Having not been taught good finance habits as a child, I grew up a somewhat inefficient adult. I knew to be thrifty, and to make new of the old; I knew how to gain resources (on a budget). However, never had I been taught how to conserve those resources. Money, being an irregular excitement, didn’t last long when in my possession. Then, when I started getting older and getting more money, I still wasn’t saving for anything! Not things I wanted, and not things I needed. This has proved to be an issue in recent years, and I have been left to my own resources to discover a better way. Personal Finance has absolutely set me on the right path to be a financially sound adult.
1. SAVE, SAVE, SAVE!
Stocks and bonds are not the only forms of investment; do not be afraid to invest in your future by not investing your money into anything else. Being prepared both for the expected and unexpected financial hits is key to being successful. Save in advance for college, or a house, or a car, and avoid debt at all costs. Sometimes it is more beneficial to conserve all your resources than to take any chances with them, no matter what the return could be.
2. DO YOUR RESEARCH
Should one decide to invest their money into a company, my biggest piece of advice would be to research! Check out estimations of the immediate and long term future of the companies. Make sure you absolutely know what you’re doing before you put your money on the line.
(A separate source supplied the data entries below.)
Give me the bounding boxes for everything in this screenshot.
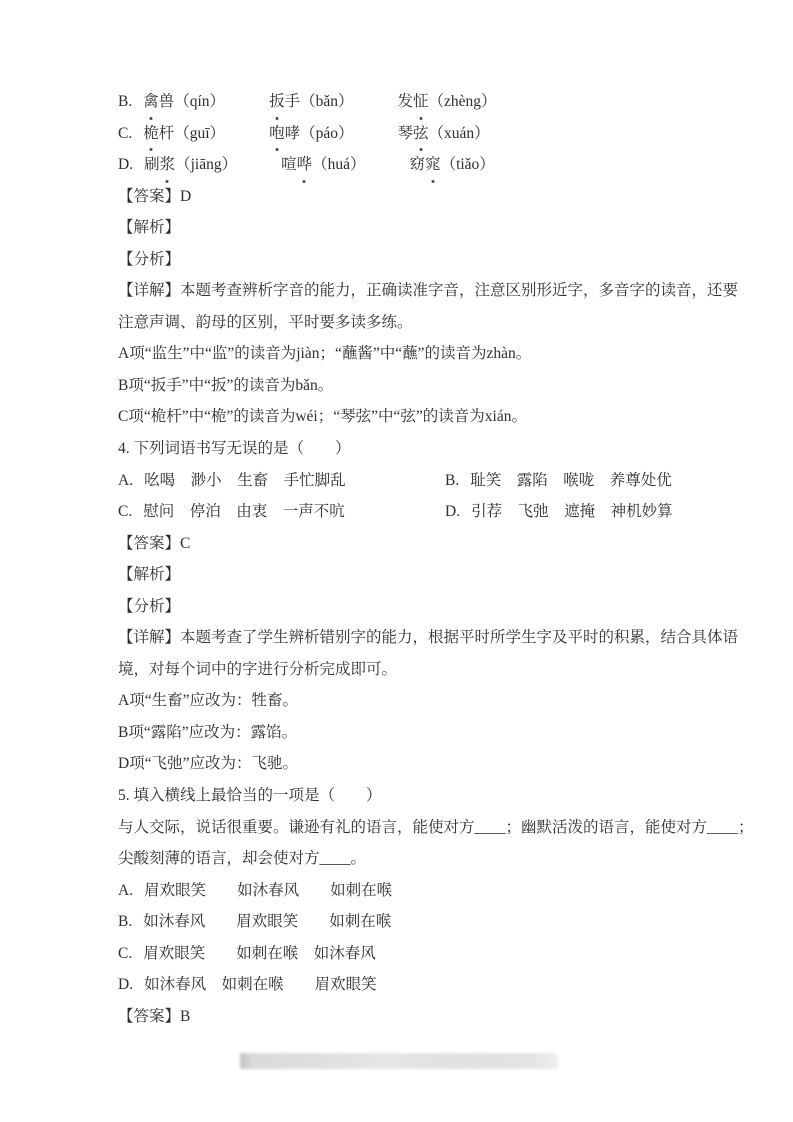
emphasized-char: 桅: [143, 118, 159, 150]
pinyin: （zhèng）: [429, 93, 497, 110]
q5-option-d: D.如沐春风 如刺在喉 眉欢眼笑: [118, 969, 693, 1001]
watermark-bar: [240, 1053, 558, 1069]
emphasized-char: 哗: [297, 149, 313, 181]
answer-prefix: 【答案】: [118, 535, 180, 552]
char: 发: [397, 93, 413, 110]
q4-options-row-2: C.慰问 停泊 由衷 一声不吭D.引荐 飞弛 遮掩 神机妙算: [118, 496, 693, 528]
option-label: A.: [118, 465, 133, 497]
q5-title: 5. 填入横线上最恰当的一项是（ ）: [118, 780, 693, 812]
emphasized-char: 浆: [160, 149, 176, 181]
option-label: C.: [118, 118, 132, 150]
option-text: 眉欢眼笑 如沐春风 如刺在喉: [144, 882, 392, 899]
char: 杆: [159, 125, 175, 142]
option-label: D.: [445, 496, 460, 528]
q3-note-b: B项“扳手”中“扳”的读音为bǎn。: [118, 370, 693, 402]
q4-answer-line: 【答案】C: [118, 528, 693, 560]
word-with-pinyin: 刷浆（jiāng）: [144, 149, 237, 181]
word-with-pinyin: 琴弦（xuán）: [397, 118, 489, 150]
char: 手: [285, 93, 301, 110]
q3-detail-line-2: 注意声调、韵母的区别，平时要多读多练。: [118, 307, 693, 339]
q4-option: B.耻笑 露陷 喉咙 养尊处优: [445, 465, 672, 497]
q3-note-c: C项“桅杆”中“桅”的读音为wéi；“琴弦”中“弦”的读音为xián。: [118, 401, 693, 433]
q5-answer-line: 【答案】B: [118, 1001, 693, 1033]
option-label: C.: [118, 938, 132, 970]
q4-note-d: D项“飞弛”应改为：飞驰。: [118, 748, 693, 780]
option-text: 耻笑 露陷 喉咙 养尊处优: [470, 472, 672, 489]
word-with-pinyin: 扳手（bǎn）: [269, 86, 353, 118]
answer-prefix: 【答案】: [118, 1008, 180, 1025]
char: 窈: [410, 156, 426, 173]
option-text: 引荐 飞弛 遮掩 神机妙算: [471, 503, 673, 520]
q3-option-d: D.刷浆（jiāng）喧哗（huá）窈窕（tiǎo）: [118, 149, 693, 181]
q4-option: A.吆喝 渺小 生畜 手忙脚乱: [118, 465, 445, 497]
pinyin: （qín）: [174, 93, 225, 110]
q3-note-a: A项“监生”中“监”的读音为jiàn；“蘸酱”中“蘸”的读音为zhàn。: [118, 338, 693, 370]
q4-options-row-1: A.吆喝 渺小 生畜 手忙脚乱B.耻笑 露陷 喉咙 养尊处优: [118, 465, 693, 497]
answer-value: C: [180, 535, 190, 552]
word-with-pinyin: 发怔（zhèng）: [397, 86, 496, 118]
q3-answer-line: 【答案】D: [118, 181, 693, 213]
q5-stem-line-1: 与人交际，说话很重要。谦逊有礼的语言，能使对方____；幽默活泼的语言，能使对方…: [118, 812, 693, 844]
option-text: 如沐春风 眉欢眼笑 如刺在喉: [143, 913, 391, 930]
emphasized-char: 弦: [413, 118, 429, 150]
char: 刷: [144, 156, 160, 173]
q4-analysis-label: 【解析】: [118, 559, 693, 591]
pinyin: （tiǎo）: [441, 156, 495, 173]
q5-option-b: B.如沐春风 眉欢眼笑 如刺在喉: [118, 906, 693, 938]
q5-option-c: C.眉欢眼笑 如刺在喉 如沐春风: [118, 938, 693, 970]
char: 琴: [397, 125, 413, 142]
emphasized-char: 禽: [143, 86, 159, 118]
answer-value: D: [180, 188, 191, 205]
emphasized-char: 怔: [413, 86, 429, 118]
q4-detail-line-2: 境，对每个词中的字进行分析完成即可。: [118, 654, 693, 686]
option-label: C.: [118, 496, 132, 528]
option-text: 如沐春风 如刺在喉 眉欢眼笑: [144, 976, 377, 993]
option-text: 慰问 停泊 由衷 一声不吭: [143, 503, 345, 520]
q4-title: 4. 下列词语书写无误的是（ ）: [118, 433, 693, 465]
option-text: 眉欢眼笑 如刺在喉 如沐春风: [143, 945, 376, 962]
answer-value: B: [180, 1008, 190, 1025]
pinyin: （páo）: [300, 125, 353, 142]
q3-option-b: B.禽兽（qín）扳手（bǎn）发怔（zhèng）: [118, 86, 693, 118]
q3-detail-line-1: 【详解】本题考查辨析字音的能力，正确读准字音，注意区别形近字，多音字的读音，还要: [118, 275, 693, 307]
char: 兽: [159, 93, 175, 110]
option-label: A.: [118, 875, 133, 907]
q3-review-label: 【分析】: [118, 244, 693, 276]
option-label: B.: [118, 906, 132, 938]
answer-prefix: 【答案】: [118, 188, 180, 205]
pinyin: （huá）: [312, 156, 365, 173]
pinyin: （guī）: [174, 125, 225, 142]
char: 哮: [285, 125, 301, 142]
q5-option-a: A.眉欢眼笑 如沐春风 如刺在喉: [118, 875, 693, 907]
exam-answer-sheet: B.禽兽（qín）扳手（bǎn）发怔（zhèng） C.桅杆（guī）咆哮（pá…: [0, 0, 793, 1032]
word-with-pinyin: 喧哗（huá）: [281, 149, 365, 181]
q4-review-label: 【分析】: [118, 591, 693, 623]
q3-option-c: C.桅杆（guī）咆哮（páo）琴弦（xuán）: [118, 118, 693, 150]
option-text: 吆喝 渺小 生畜 手忙脚乱: [144, 472, 346, 489]
option-label: B.: [118, 86, 132, 118]
emphasized-char: 窕: [425, 149, 441, 181]
emphasized-char: 扳: [269, 86, 285, 118]
emphasized-char: 咆: [269, 118, 285, 150]
option-label: D.: [118, 149, 133, 181]
pinyin: （jiāng）: [175, 156, 237, 173]
q4-note-b: B项“露陷”应改为：露馅。: [118, 717, 693, 749]
q4-option: C.慰问 停泊 由衷 一声不吭: [118, 496, 445, 528]
word-with-pinyin: 桅杆（guī）: [143, 118, 225, 150]
word-with-pinyin: 咆哮（páo）: [269, 118, 353, 150]
word-with-pinyin: 禽兽（qín）: [143, 86, 225, 118]
q5-stem-line-2: 尖酸刻薄的语言，却会使对方____。: [118, 843, 693, 875]
pinyin: （bǎn）: [300, 93, 353, 110]
q4-option: D.引荐 飞弛 遮掩 神机妙算: [445, 496, 673, 528]
option-label: D.: [118, 969, 133, 1001]
word-with-pinyin: 窈窕（tiǎo）: [410, 149, 495, 181]
q4-note-a: A项“生畜”应改为：牲畜。: [118, 685, 693, 717]
char: 喧: [281, 156, 297, 173]
q3-analysis-label: 【解析】: [118, 212, 693, 244]
pinyin: （xuán）: [429, 125, 490, 142]
q4-detail-line-1: 【详解】本题考查了学生辨析错别字的能力，根据平时所学生字及平时的积累，结合具体语: [118, 622, 693, 654]
option-label: B.: [445, 465, 459, 497]
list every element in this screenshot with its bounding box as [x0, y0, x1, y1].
Know the difference between risky and dangerous transactions.
3. DON’T PUT ALL YOUR EGGS IN ONE BASKET
Hopefully, this is advice you have heard before; but if not, take heed! If you’re going to put your money on the line, you don’t want to loose it all in one fluke shot. You’re more likely to be a successful investor if you spread out your money across multiple companies; taking less of a hit should you be at a loss.
4. REIGN IN YOUR EXPECTATIONS
Be realistic with yourself and don’t build up impractical expectations. Keep in mind that greater risk can come about a greater return, but this does not mean one should make irrational decisions with their money. Again, know the difference between risky and dangerous transactions.
5. MAKE LONG TERM DECISIONS
Avoid acting on impulse, and make decisions that will benefit you in the long term. Typically this way, you will end up with a bigger pay-out, and will have made your times worth back in money.